A counteroffer is a new offer, and it voids most of
the terms of the original offer. The buyer may then accept or reject the
counteroffer. He/she can continue the process with another counteroffer.
During this process, I will serve as your advisor. Be
careful not to reduce your negotiating power by revealing too much (e.g., how
badly you want the home, how high you are willing to go, etc.)
Like the original sales contract, all counteroffers
should be submitted in writing with a specified expiration date and time. They
may be revoked at any time prior to the other party's acceptance and become
valid contracts when they have been signed by both parties.
BACK TO MAKING AN OFFER
Contingencies
Contingencies are additional conditions that must be
satisfied before the contract is fully enforceable.
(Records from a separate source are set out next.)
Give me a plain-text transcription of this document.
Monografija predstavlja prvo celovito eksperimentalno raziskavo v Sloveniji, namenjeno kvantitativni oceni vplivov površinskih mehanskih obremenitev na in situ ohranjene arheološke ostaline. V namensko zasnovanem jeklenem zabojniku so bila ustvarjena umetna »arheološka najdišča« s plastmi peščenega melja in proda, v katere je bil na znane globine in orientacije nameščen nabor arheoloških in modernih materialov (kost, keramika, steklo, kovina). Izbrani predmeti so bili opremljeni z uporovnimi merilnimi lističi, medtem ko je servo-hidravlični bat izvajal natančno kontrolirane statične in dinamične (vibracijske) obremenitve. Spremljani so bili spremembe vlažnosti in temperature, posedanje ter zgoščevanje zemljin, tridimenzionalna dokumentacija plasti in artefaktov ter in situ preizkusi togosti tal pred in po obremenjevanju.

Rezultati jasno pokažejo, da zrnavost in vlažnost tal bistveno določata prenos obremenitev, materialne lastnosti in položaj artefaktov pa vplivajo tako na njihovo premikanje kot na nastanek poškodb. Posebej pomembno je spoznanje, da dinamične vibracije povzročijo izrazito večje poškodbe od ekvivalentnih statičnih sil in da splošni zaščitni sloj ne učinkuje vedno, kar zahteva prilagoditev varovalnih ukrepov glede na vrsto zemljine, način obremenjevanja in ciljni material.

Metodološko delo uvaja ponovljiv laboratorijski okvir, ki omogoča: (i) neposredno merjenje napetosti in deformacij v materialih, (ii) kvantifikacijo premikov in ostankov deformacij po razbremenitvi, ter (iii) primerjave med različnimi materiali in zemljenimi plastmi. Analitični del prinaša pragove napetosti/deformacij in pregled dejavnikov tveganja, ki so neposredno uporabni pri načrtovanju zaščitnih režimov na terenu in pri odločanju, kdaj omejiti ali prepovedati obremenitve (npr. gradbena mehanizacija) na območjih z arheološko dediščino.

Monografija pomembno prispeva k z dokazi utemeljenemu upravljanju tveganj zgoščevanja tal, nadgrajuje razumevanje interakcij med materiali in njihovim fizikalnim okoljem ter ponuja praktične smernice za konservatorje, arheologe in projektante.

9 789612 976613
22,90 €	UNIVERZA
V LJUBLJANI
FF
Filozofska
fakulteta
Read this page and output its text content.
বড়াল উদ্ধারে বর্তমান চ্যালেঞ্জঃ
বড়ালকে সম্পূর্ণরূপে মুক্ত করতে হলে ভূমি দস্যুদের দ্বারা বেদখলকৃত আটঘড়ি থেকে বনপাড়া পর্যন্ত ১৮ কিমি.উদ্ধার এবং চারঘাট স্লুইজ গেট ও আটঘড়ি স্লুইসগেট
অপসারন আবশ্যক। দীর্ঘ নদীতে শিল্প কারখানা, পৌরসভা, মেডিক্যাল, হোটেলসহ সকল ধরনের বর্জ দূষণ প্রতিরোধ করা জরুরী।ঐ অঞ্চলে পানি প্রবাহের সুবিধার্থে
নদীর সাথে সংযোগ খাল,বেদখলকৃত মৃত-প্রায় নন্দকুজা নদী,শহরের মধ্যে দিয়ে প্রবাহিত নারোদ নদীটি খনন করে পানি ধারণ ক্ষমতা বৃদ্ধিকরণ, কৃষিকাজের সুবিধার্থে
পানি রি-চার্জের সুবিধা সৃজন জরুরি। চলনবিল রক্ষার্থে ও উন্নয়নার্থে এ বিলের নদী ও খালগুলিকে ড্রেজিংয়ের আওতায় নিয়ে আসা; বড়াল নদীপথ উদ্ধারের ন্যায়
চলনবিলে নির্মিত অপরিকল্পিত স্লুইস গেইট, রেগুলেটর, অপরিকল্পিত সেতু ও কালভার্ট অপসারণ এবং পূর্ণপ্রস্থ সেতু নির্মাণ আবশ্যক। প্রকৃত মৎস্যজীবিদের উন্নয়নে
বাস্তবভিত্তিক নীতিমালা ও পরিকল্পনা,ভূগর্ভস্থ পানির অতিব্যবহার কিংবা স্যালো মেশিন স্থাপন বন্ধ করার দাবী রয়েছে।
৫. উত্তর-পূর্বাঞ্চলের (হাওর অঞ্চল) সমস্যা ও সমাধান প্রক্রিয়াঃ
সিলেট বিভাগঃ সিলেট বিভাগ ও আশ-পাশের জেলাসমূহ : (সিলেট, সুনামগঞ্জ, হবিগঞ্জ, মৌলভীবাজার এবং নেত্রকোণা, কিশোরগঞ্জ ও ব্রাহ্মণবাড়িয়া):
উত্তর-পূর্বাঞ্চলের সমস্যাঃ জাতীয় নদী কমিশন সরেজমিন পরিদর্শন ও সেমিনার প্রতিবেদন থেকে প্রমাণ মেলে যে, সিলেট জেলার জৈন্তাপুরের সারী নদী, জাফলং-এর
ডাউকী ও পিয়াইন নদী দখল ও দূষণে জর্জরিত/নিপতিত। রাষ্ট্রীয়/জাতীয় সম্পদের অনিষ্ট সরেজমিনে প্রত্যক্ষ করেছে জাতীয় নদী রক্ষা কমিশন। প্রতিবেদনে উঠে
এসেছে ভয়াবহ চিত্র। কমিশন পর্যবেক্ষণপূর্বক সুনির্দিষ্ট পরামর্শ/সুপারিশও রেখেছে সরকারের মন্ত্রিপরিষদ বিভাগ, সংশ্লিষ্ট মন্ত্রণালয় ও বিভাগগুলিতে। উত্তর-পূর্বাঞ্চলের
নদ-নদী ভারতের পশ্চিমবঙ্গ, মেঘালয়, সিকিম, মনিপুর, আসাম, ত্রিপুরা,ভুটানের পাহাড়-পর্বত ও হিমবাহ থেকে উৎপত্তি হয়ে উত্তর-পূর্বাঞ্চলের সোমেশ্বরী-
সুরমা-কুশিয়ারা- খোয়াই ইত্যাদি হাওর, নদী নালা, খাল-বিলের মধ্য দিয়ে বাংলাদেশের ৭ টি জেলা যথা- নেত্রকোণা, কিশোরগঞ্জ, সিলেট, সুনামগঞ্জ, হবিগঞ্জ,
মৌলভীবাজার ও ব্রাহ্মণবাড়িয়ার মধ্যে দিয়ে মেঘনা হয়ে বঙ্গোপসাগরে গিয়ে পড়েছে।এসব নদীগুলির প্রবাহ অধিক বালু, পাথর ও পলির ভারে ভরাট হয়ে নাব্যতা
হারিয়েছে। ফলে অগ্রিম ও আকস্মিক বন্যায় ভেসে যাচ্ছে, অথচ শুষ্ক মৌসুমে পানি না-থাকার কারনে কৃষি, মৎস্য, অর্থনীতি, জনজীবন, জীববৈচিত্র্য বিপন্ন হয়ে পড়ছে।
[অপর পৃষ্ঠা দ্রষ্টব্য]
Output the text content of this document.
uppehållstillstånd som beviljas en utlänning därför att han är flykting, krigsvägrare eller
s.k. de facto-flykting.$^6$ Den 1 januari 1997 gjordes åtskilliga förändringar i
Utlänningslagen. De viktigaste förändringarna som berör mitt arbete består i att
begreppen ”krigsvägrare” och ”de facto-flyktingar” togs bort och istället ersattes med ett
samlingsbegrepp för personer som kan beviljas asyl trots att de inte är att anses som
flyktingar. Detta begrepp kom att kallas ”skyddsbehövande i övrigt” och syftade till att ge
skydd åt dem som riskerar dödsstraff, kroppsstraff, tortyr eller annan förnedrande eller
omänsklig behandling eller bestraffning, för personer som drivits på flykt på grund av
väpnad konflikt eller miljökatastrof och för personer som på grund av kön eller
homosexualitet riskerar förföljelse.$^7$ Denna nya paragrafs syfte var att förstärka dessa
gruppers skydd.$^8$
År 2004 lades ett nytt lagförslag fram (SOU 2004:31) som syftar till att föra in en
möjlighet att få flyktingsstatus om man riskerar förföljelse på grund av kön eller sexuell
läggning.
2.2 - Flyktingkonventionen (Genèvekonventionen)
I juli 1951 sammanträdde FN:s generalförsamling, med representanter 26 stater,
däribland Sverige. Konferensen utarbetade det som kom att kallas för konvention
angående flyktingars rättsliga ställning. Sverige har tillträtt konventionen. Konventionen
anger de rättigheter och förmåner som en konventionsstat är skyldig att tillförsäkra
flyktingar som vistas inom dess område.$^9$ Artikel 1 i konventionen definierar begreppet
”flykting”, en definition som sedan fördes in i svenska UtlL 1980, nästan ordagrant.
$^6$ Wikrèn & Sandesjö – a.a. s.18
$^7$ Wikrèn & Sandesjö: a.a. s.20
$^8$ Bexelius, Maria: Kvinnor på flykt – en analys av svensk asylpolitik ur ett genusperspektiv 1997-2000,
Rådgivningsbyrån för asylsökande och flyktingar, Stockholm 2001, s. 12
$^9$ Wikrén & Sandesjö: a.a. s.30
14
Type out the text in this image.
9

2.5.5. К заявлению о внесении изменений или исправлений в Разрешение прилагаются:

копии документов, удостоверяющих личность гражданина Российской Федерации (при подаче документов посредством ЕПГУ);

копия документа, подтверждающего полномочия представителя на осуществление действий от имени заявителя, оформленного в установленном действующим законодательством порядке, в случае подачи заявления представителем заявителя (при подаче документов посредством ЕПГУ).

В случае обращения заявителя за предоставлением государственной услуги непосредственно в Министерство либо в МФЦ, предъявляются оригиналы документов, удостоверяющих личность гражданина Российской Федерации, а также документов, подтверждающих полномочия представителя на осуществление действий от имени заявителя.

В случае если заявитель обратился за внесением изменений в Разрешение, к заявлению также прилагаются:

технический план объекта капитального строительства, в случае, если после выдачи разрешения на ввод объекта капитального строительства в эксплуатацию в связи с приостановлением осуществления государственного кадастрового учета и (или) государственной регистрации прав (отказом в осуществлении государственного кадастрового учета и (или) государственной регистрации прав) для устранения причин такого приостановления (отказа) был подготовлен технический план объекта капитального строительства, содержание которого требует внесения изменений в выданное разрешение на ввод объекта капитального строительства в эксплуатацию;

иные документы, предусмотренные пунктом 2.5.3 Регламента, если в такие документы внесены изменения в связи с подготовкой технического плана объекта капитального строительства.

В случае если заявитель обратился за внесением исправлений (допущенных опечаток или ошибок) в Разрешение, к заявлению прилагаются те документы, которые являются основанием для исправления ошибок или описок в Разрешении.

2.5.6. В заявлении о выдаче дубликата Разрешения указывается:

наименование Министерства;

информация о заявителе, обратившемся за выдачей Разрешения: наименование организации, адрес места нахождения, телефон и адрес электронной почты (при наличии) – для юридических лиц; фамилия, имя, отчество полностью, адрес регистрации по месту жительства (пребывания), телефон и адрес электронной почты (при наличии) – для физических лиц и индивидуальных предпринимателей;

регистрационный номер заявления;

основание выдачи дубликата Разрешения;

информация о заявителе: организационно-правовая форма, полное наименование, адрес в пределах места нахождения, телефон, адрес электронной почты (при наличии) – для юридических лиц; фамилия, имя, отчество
They include;
- The actions necessary to satisfy the contingency
- The time frame within which the actions must be
performed
- Who is responsible for paying any costs involved
The most common contingencies are;
- Mortgage contingency-protects the buyer's
earnest money until financing can be arranged
- Inspection contingency-the buyer may request
inspections for termites, lead-based paint, structural and mechanical
systems, sewage systems, and radon or other toxic materials
- Survey contingency-a survey confirms lot
boundaries and reveals any zoning or code violations associated with the
property (e.g., is the property in a flood plain-which will require
additional insurance?)
- Property sale contingency-the buyer may make the
sales contract contingent on the sale of his/her current home to ensure
the availability of cash for the purchase. Likewise, the seller may accept
the offer contingent on their purchase of another home.
Sometimes a seller will accept an offer with
contingencies but will include an escape clause. This clause permits the seller
to continue to market the property until all of the buyer's contingencies have
been removed. In this case, the buyer should retain the right to eliminate the
contingencies if the seller receives a more favorable offer.